Of course there is more to do. We must build the best possible environment for business to flourish and productivity to rise. Our ambition is to achieve a faster rise in productivity than our main competitors over the next decade. We want successful companies in all sectors to invest and expand. We have already created a more favourable company tax environment, with the lowest corporation tax rate ever in Britain and, overall, the lowest rate of any major industrialised country. We have reduced the long-term capital gains tax rate on business assets to 10 per cent.
Recent evidence of progress has been encouraging. In the last year, the economy has grown at 3 per cent. and manufacturing productivity by 4.4 per cent.
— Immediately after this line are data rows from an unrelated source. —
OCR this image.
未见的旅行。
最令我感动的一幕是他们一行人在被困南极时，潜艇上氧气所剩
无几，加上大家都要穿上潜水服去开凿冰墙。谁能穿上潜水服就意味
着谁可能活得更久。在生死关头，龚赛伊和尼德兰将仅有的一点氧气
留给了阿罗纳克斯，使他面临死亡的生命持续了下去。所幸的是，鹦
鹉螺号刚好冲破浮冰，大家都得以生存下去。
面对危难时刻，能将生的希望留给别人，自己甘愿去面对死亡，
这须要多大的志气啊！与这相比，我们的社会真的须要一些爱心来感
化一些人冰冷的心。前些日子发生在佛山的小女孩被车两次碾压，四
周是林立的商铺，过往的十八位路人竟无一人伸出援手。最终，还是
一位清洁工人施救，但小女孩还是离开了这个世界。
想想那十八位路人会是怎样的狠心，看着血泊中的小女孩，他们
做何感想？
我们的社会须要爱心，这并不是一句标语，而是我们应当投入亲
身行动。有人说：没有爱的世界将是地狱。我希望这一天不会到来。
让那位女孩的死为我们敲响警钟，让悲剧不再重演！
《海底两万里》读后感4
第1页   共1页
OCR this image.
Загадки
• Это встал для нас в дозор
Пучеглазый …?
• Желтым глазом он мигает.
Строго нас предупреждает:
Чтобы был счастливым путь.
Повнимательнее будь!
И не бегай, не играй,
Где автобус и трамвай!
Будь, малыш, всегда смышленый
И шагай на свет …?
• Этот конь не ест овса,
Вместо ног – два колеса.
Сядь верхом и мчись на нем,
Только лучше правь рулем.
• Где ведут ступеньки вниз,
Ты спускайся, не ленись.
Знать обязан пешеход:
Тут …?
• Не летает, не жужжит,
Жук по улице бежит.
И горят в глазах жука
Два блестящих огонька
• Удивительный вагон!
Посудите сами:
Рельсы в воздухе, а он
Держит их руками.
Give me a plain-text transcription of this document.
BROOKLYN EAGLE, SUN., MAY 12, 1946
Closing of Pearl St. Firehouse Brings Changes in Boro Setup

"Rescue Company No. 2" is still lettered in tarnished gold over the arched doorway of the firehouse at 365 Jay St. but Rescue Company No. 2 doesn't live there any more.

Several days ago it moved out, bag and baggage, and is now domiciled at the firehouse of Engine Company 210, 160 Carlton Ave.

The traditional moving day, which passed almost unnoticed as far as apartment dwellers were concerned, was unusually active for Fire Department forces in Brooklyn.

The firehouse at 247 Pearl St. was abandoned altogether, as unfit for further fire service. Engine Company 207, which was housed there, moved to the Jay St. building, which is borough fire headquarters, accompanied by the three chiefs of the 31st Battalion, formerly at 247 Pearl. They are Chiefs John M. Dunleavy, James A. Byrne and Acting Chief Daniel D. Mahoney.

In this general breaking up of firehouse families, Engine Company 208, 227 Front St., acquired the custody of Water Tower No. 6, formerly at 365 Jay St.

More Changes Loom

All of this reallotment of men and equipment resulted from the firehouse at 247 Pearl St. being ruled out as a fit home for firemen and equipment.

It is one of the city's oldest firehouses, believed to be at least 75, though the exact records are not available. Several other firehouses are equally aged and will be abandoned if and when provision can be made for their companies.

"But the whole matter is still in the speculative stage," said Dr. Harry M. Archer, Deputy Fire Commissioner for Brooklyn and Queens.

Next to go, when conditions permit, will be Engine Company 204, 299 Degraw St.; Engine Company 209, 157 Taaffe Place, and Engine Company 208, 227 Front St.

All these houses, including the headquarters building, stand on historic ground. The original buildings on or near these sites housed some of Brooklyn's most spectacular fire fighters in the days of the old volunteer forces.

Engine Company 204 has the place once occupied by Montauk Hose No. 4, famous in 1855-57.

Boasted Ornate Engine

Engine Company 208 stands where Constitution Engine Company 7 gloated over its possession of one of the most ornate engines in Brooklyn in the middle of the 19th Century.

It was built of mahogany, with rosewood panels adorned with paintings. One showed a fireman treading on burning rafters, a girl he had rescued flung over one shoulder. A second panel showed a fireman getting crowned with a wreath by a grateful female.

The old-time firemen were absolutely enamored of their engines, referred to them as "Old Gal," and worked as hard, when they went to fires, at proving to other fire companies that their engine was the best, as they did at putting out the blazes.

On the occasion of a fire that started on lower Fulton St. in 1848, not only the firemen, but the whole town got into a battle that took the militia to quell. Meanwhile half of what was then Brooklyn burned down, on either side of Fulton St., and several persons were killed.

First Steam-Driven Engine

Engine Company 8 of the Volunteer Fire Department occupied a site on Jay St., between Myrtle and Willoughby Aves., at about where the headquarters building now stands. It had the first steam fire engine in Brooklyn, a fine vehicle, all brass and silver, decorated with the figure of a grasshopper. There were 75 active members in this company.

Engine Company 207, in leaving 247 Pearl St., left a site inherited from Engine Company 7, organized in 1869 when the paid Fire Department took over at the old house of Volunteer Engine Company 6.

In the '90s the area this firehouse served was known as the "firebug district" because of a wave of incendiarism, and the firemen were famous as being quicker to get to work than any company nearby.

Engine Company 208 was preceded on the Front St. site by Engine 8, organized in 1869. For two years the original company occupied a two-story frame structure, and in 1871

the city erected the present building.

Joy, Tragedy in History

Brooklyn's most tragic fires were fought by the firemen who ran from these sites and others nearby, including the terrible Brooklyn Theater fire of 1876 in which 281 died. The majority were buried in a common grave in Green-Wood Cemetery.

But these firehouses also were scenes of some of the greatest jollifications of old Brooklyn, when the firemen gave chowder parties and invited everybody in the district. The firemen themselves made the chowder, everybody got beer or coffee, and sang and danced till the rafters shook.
Business
investment grew by 2.4 per cent. last year and we are now investing at a rate of over 14 per cent. of gross domestic product--the highest level for 40 years.In January, Arthur Andersen and the Brussels-based GrowthPlus organisation released their pan-European benchmarking study on the environment for entrepreneurship and concluded that the United Kingdom, ahead of Europe and the United States, is the country that provides the environment that is most friendly to entrepreneurship.
We still have some way to go and we have proposed further reforms to promote competition, investment, innovation and enterprise. To promote long-term investment and to protect investors, we will take forward Paul Myner's recommendations in the review of institutional investment; we will abolish the minimum funding requirement and, through tax and regulatory reform, we will make it easier for institutions to invest in venture capital. We are building a competitive and modern tax system for large firms, with changes to double taxation relief in clause 79 and the abolition of tax on most payments between companies within the UK tax jurisdiction in clauses 83 to 85.